Associate Degrees in Gerontology

It's no secret that, as the Baby Boomers reach retirement age and elderly people are living longer, our society is becoming increasing older. Dealing with an aging population is a challenging task that requires a deep understanding of the needs of elderly people. Thus, gerontology professionals who are skilled at treating the elderly are in higher demand than ever. Gerontology is the physical, mental, and sociological study of aging. An associate degree in gerontology prepares you to work with older adults or as advocates for the elderly. An associate degree in gerontology is a two-year degree that qualifies you for an entry-level position in gerontology or can be used as a steppingstone to a more advanced degree in gerontology.

Associate Degree in Gerontology Success Factors

Earning an associate degree in gerontology requires that you pay meticulous attention to detail, posses strong verbal and writing skills, are very organized, are able to manage large groups of people performing various tasks, have a superior work ethic, are excellent relating to people of all ages, are tremendously sympathetic, and are able to communicate effectively.
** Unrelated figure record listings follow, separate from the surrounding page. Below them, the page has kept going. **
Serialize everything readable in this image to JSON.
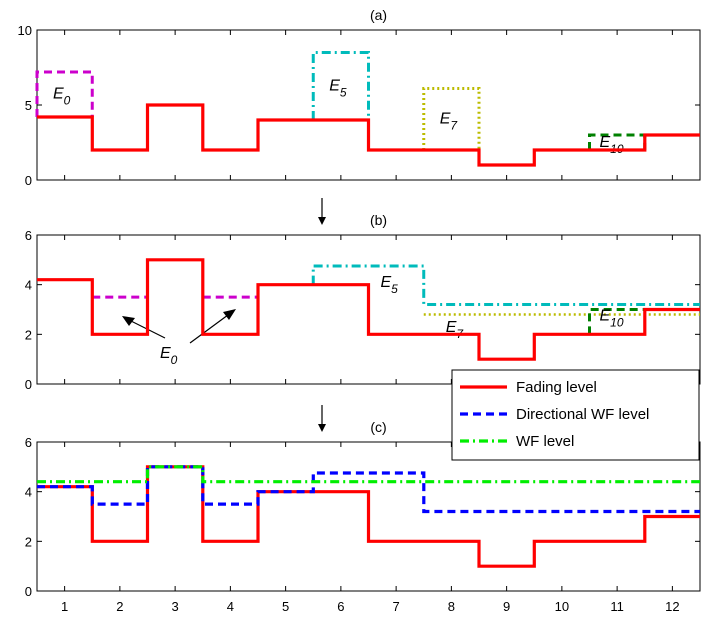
{
  "colors": {
    "fading": "#ff0000",
    "directional_wf": "#0000ff",
    "wf": "#00ee00",
    "magenta": "#cc00cc",
    "cyan": "#00bbbb",
    "olive": "#bbbb00",
    "darkgreen": "#008000"
  },
  "chart_data": [
    {
      "type": "line",
      "panel_label": "(a)",
      "x_categories": [
        "1",
        "2",
        "3",
        "4",
        "5",
        "6",
        "7",
        "8",
        "9",
        "10",
        "11",
        "12"
      ],
      "ylim": [
        0,
        10
      ],
      "yticks": [
        "0",
        "5",
        "10"
      ],
      "series": [
        {
          "name": "Fading level",
          "style": "step-solid",
          "color": "fading",
          "values": [
            4.2,
            2,
            5,
            2,
            4,
            4,
            2,
            2,
            1,
            2,
            2,
            3
          ]
        }
      ],
      "energy_blocks": [
        {
          "label": "E",
          "sub": "0",
          "color": "magenta",
          "style": "dashed",
          "x": [
            1,
            1
          ],
          "level": 7.2
        },
        {
          "label": "E",
          "sub": "5",
          "color": "cyan",
          "style": "dashdot",
          "x": [
            6,
            6
          ],
          "level": 8.5
        },
        {
          "label": "E",
          "sub": "7",
          "color": "olive",
          "style": "dotted",
          "x": [
            8,
            8
          ],
          "level": 6.1
        },
        {
          "label": "E",
          "sub": "10",
          "color": "darkgreen",
          "style": "dashed",
          "x": [
            11,
            11
          ],
          "level": 3.0
        }
      ]
    },
    {
      "type": "line",
      "panel_label": "(b)",
      "x_categories": [
        "1",
        "2",
        "3",
        "4",
        "5",
        "6",
        "7",
        "8",
        "9",
        "10",
        "11",
        "12"
      ],
      "ylim": [
        0,
        6
      ],
      "yticks": [
        "0",
        "2",
        "4",
        "6"
      ],
      "series": [
        {
          "name": "Fading level",
          "style": "step-solid",
          "color": "fading",
          "values": [
            4.2,
            2,
            5,
            2,
            4,
            4,
            2,
            2,
            1,
            2,
            2,
            3
          ]
        }
      ],
      "water_levels": [
        {
          "label": "E",
          "sub": "0",
          "color": "magenta",
          "style": "dashed",
          "x": [
            2,
            4
          ],
          "level": 3.5
        },
        {
          "label": "E",
          "sub": "5",
          "color": "cyan",
          "style": "dashdot",
          "x": [
            6,
            12
          ],
          "level": 4.75,
          "x_drop": 8,
          "level2": 3.2
        },
        {
          "label": "E",
          "sub": "7",
          "color": "olive",
          "style": "dotted",
          "x": [
            8,
            12
          ],
          "level": 2.8
        },
        {
          "label": "E",
          "sub": "10",
          "color": "darkgreen",
          "style": "dashed",
          "x": [
            11,
            11
          ],
          "level": 3.0
        }
      ]
    },
    {
      "type": "line",
      "panel_label": "(c)",
      "x_categories": [
        "1",
        "2",
        "3",
        "4",
        "5",
        "6",
        "7",
        "8",
        "9",
        "10",
        "11",
        "12"
      ],
      "ylim": [
        0,
        6
      ],
      "yticks": [
        "0",
        "2",
        "4",
        "6"
      ],
      "series": [
        {
          "name": "Fading level",
          "style": "step-solid",
          "color": "fading",
          "values": [
            4.2,
            2,
            5,
            2,
            4,
            4,
            2,
            2,
            1,
            2,
            2,
            3
          ]
        },
        {
          "name": "Directional WF level",
          "style": "step-dashed",
          "color": "directional_wf",
          "values": [
            4.2,
            3.5,
            5,
            3.5,
            4,
            4.75,
            4.75,
            3.2,
            3.2,
            3.2,
            3.2,
            3.2
          ]
        },
        {
          "name": "WF level",
          "style": "step-dashdot",
          "color": "wf",
          "values": [
            4.4,
            4.4,
            5,
            4.4,
            4.4,
            4.4,
            4.4,
            4.4,
            4.4,
            4.4,
            4.4,
            4.4
          ]
        }
      ]
    }
  ],
  "legend": {
    "entries": [
      {
        "label": "Fading level",
        "color": "fading",
        "style": "solid"
      },
      {
        "label": "Directional WF level",
        "color": "directional_wf",
        "style": "dashed"
      },
      {
        "label": "WF level",
        "color": "wf",
        "style": "dashdot"
      }
    ]
  }
}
Associate Degree in Gerontology Curriculum

The courses you take while earning an associate degree in gerontology include policy, advocacy, social services, algebra, biology, sociology, and communications. Students who specialized in psychology for the elderly may also take courses in introduction to psychology, psychology statistics, conditional learning, physiological psychology, abnormal psychology, sensation and perception, motivation, health psychology, psychology of stress, approach to human communication, biology, clinical psychology, cognitive psychology, developmental psychology, quantities, social psychology, motivation, abnormal psychology, dream theory, cross-cultural psychology, artificial intelligence, experimental psychology, and political psychology.

Gerontology Jobs

Most jobs in gerontology require an advanced degree, yet an associate degree in gerontology may qualify you for entry-level work in the field. Gerontology professionals find a number of career opportunities in retirement communities, nursing homes, health care, human services, government agencies, and long-term institutional care. Typical gerontology positions include social scientists, healthcare managers, social workers, and nursing aids.